In September of 2010, JPMorgan Chase, the second largest bank in the world’s largest economy, with an IT budget and staff that would rival some small nations, suffered a complete outage that lasted not for an hour, not for half a day, but for THREE DAYS! For three long days, customers were unable to log-in, transfer money, make payments, or even check their balance. In January of 2009, then popular blogging platform JournalSpace actually ceased operation. Not only could they not get the site up; they literally could not retrieve any data. For an unknown number of users, six years of witty family reenactments and how-to posts were instantly gone. (Could you imagine the uprising of Mom bloggers if this happened today? Horrifying.) After weeks of failed attempts at data recovery (reportedly costing the company more money than they had made the prior year), users were informed that the site would cease operation.

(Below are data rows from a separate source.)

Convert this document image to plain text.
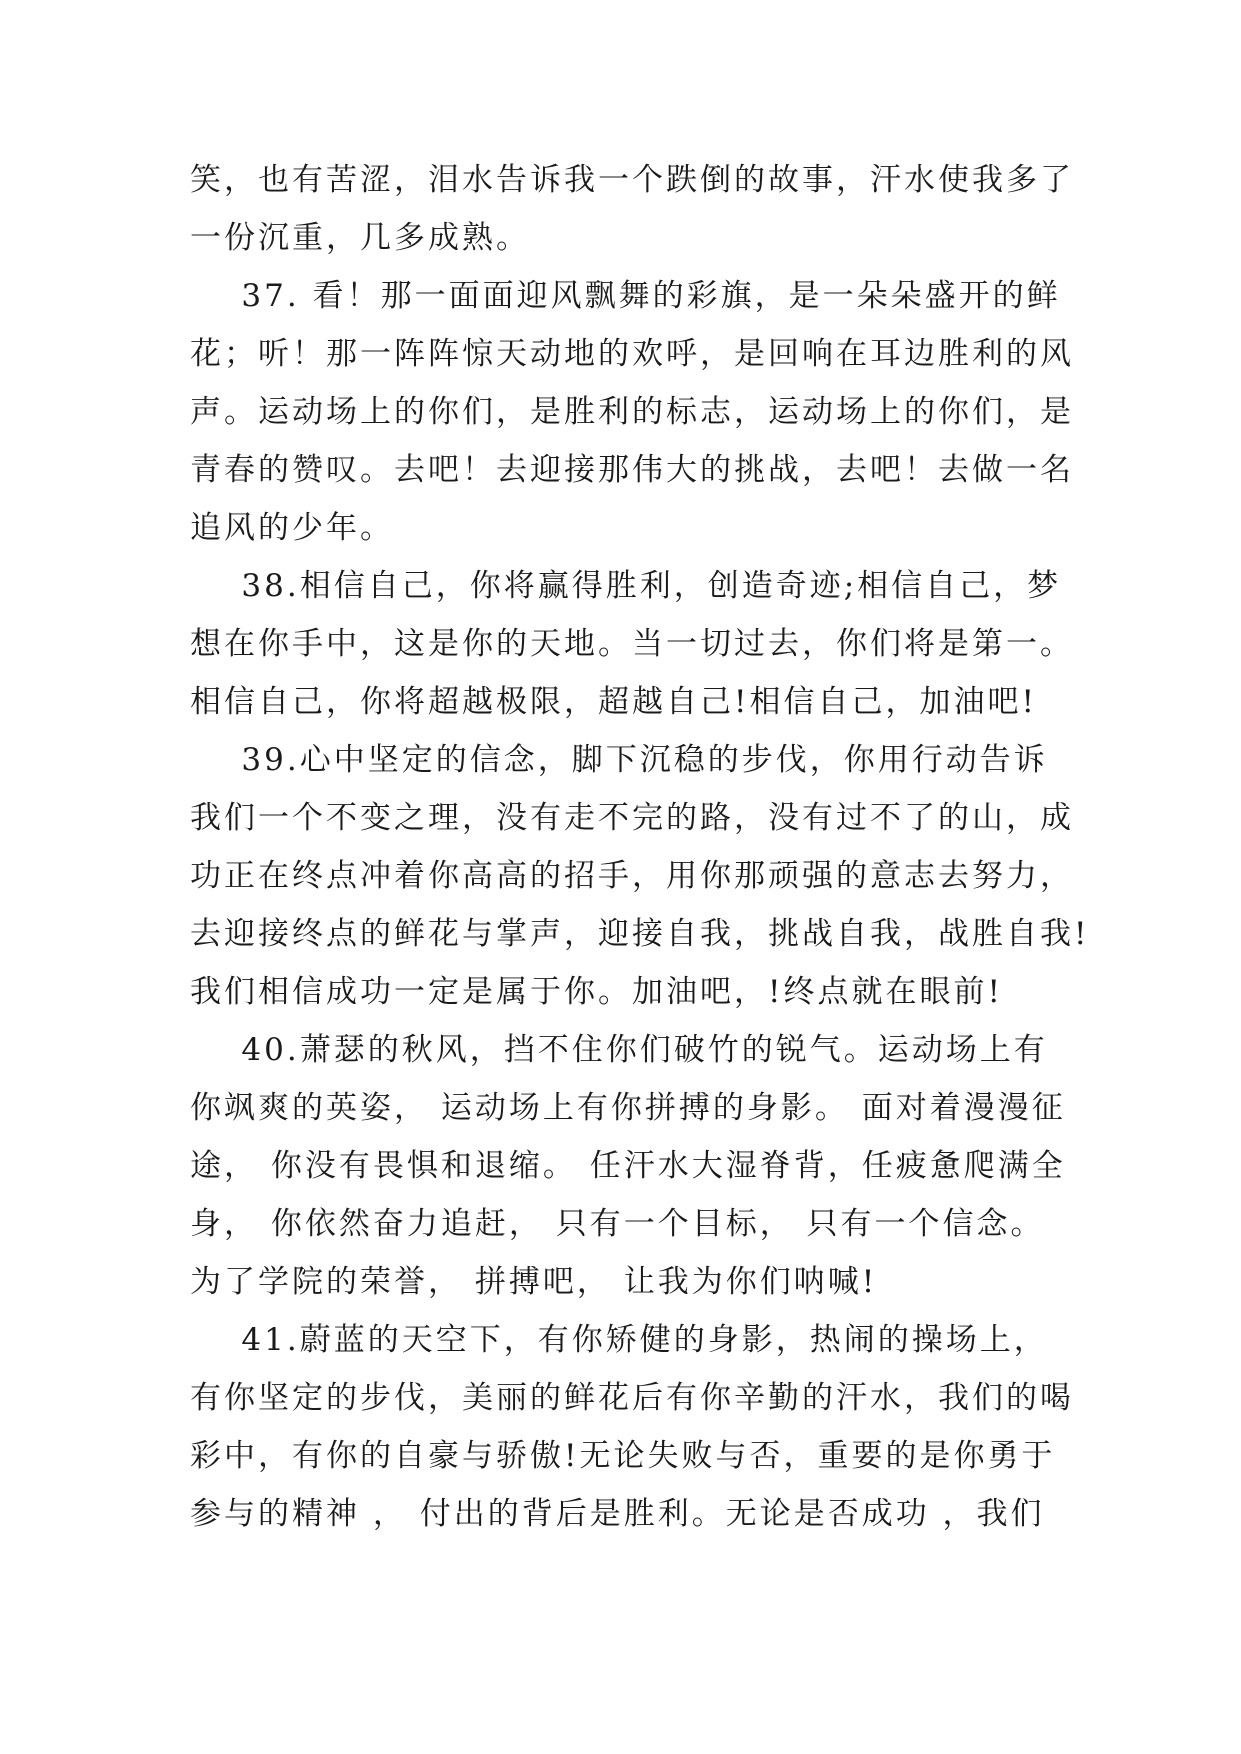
笑，也有苦涩，泪水告诉我一个跌倒的故事，汗水使我多了
一份沉重，几多成熟。
37. 看！那一面面迎风飘舞的彩旗，是一朵朵盛开的鲜
花；听！那一阵阵惊天动地的欢呼，是回响在耳边胜利的风
声。运动场上的你们，是胜利的标志，运动场上的你们，是
青春的赞叹。去吧！去迎接那伟大的挑战，去吧！去做一名
追风的少年。
38.相信自己，你将赢得胜利，创造奇迹;相信自己，梦
想在你手中，这是你的天地。当一切过去，你们将是第一。
相信自己，你将超越极限，超越自己!相信自己，加油吧!
39.心中坚定的信念，脚下沉稳的步伐，你用行动告诉
我们一个不变之理，没有走不完的路，没有过不了的山，成
功正在终点冲着你高高的招手，用你那顽强的意志去努力，
去迎接终点的鲜花与掌声，迎接自我，挑战自我，战胜自我!
我们相信成功一定是属于你。加油吧，!终点就在眼前!
40.萧瑟的秋风，挡不住你们破竹的锐气。运动场上有
你飒爽的英姿， 运动场上有你拼搏的身影。 面对着漫漫征
途， 你没有畏惧和退缩。 任汗水大湿脊背，任疲惫爬满全
身， 你依然奋力追赶， 只有一个目标， 只有一个信念。
为了学院的荣誉， 拼搏吧， 让我为你们呐喊!
41.蔚蓝的天空下，有你矫健的身影，热闹的操场上，
有你坚定的步伐，美丽的鲜花后有你辛勤的汗水，我们的喝
彩中，有你的自豪与骄傲!无论失败与否，重要的是你勇于
参与的精神 ， 付出的背后是胜利。无论是否成功 ，我们
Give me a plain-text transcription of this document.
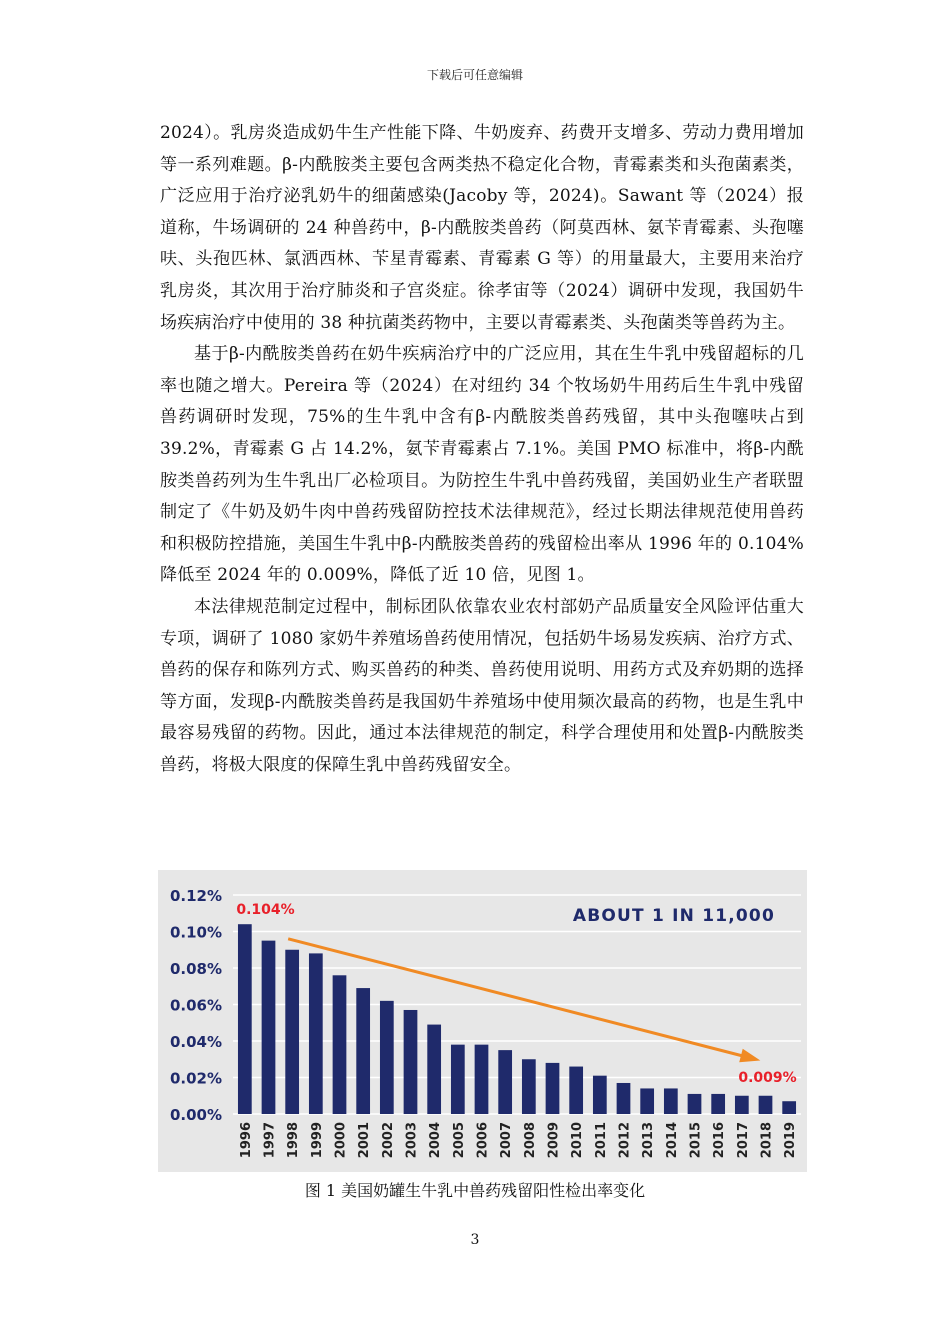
下载后可任意编辑

2024）。乳房炎造成奶牛生产性能下降、牛奶废弃、药费开支增多、劳动力费用增加等一系列难题。β-内酰胺类主要包含两类热不稳定化合物，青霉素类和头孢菌素类，广泛应用于治疗泌乳奶牛的细菌感染(Jacoby 等，2024)。Sawant 等（2024）报道称，牛场调研的 24 种兽药中，β-内酰胺类兽药（阿莫西林、氨苄青霉素、头孢噻呋、头孢匹林、氯洒西林、苄星青霉素、青霉素 G 等）的用量最大，主要用来治疗乳房炎，其次用于治疗肺炎和子宫炎症。徐孝宙等（2024）调研中发现，我国奶牛场疾病治疗中使用的 38 种抗菌类药物中，主要以青霉素类、头孢菌类等兽药为主。

基于β-内酰胺类兽药在奶牛疾病治疗中的广泛应用，其在生牛乳中残留超标的几率也随之增大。Pereira 等（2024）在对纽约 34 个牧场奶牛用药后生牛乳中残留兽药调研时发现，75%的生牛乳中含有β-内酰胺类兽药残留，其中头孢噻呋占到 39.2%，青霉素 G 占 14.2%，氨苄青霉素占 7.1%。美国 PMO 标准中，将β-内酰胺类兽药列为生牛乳出厂必检项目。为防控生牛乳中兽药残留，美国奶业生产者联盟制定了《牛奶及奶牛肉中兽药残留防控技术法律规范》，经过长期法律规范使用兽药和积极防控措施，美国生牛乳中β-内酰胺类兽药的残留检出率从 1996 年的 0.104%降低至 2024 年的 0.009%，降低了近 10 倍，见图 1。

本法律规范制定过程中，制标团队依靠农业农村部奶产品质量安全风险评估重大专项，调研了 1080 家奶牛养殖场兽药使用情况，包括奶牛场易发疾病、治疗方式、兽药的保存和陈列方式、购买兽药的种类、兽药使用说明、用药方式及弃奶期的选择等方面，发现β-内酰胺类兽药是我国奶牛养殖场中使用频次最高的药物，也是生乳中最容易残留的药物。因此，通过本法律规范的制定，科学合理使用和处置β-内酰胺类兽药，将极大限度的保障生乳中兽药残留安全。

0.00%
0.02%
0.04%
0.06%
0.08%
0.10%
0.12%
1996 1997 1998 1999 2000 2001 2002 2003 2004 2005 2006 2007 2008 2009 2010 2011 2012 2013 2014 2015 2016 2017 2018 2019
0.104%
0.009%
ABOUT 1 IN 11,000
图 1 美国奶罐生牛乳中兽药残留阳性检出率变化
3
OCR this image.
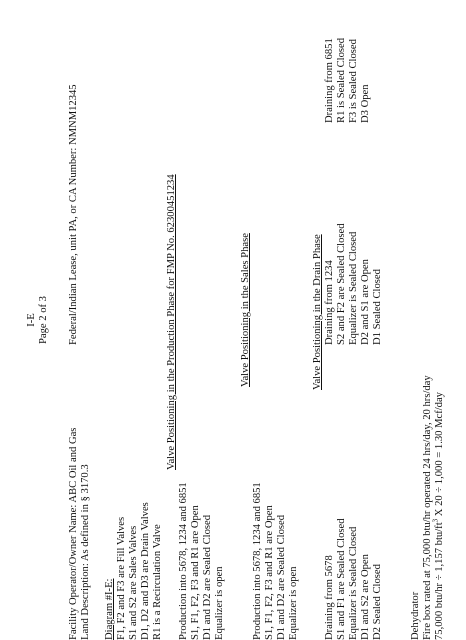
I-E Page 2 of 3
Facility Operator/Owner Name: ABC Oil and Gas
Federal/Indian Lease, unit PA, or CA Number: NMNM12345
Land Description: As defined in § 3170.3 Diagram #I-E: F1, F2 and F3 are Fill Valves S1 and S2 are Sales Valves D1, D2 and D3 are Drain Valves R1 is a Recirculation Valve

Valve Positioning in the Production Phase for FMP No. 62300451234

Production into 5678, 1234 and 6851 S1, F1, F2, F3 and R1 are Open D1 and D2 are Sealed Closed Equalizer is open

Valve Positioning in the Sales Phase

Production into 5678, 1234 and 6851 S1, F1, F2, F3 and R1 are Open D1 and D2 are Sealed Closed Equalizer is open

Valve Positioning in the Drain Phase

Draining from 5678 S1 and F1 are Sealed Closed Equalizer is Sealed Closed D1 and S2 are Open D2 Sealed Closed

Draining from 1234 S2 and F2 are Sealed Closed Equalizer is Sealed Closed D2 and S1 are Open D1 Sealed Closed

Draining from 6851 R1 is Sealed Closed F3 is Sealed Closed D3 Open

Dehydrator Fire box rated at 75,000 btu/hr operated 24 hrs/day, 20 hrs/day 75,000 btu/hr ÷ 1,157 btu/$ft^3$ X 20 ÷ 1,000 = 1.30 Mcf/day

Cascade has been fortunate enough to have impressive collective up-time, but we don't take this for granted. When we have had problems, we've generally been able to isolate the issue (i.e. a site going down does not mean you don't get email) and bring things back up in a comparatively expedient manner. The fact that we backup early and often is what allows us to sleep at night. When we do encounter an issue, our first priority is to do whatever it takes to get things back up and running. Our second priority is to evaluate exactly what went wrong and how we can prevent recurrence. In the event that prevention is not possible, how can we minimize the risk or at the very least improve recovery time? This is the silver lining for us as a smart web company. Having an outage is a huge problem but what we learn from it almost always makes us more stable in the long run.

After hosting our clients web sites for almost a decade, we have a robust set of protocols for prevention and recovery but will never call it “good enough”. Regardless of whether you are hosting with cascade web//development or anyone else, realize that the most important questions are, not whether your site will go down (it will), but how fast it will come back up and are the proper backups in place to ensure it will come back up at all.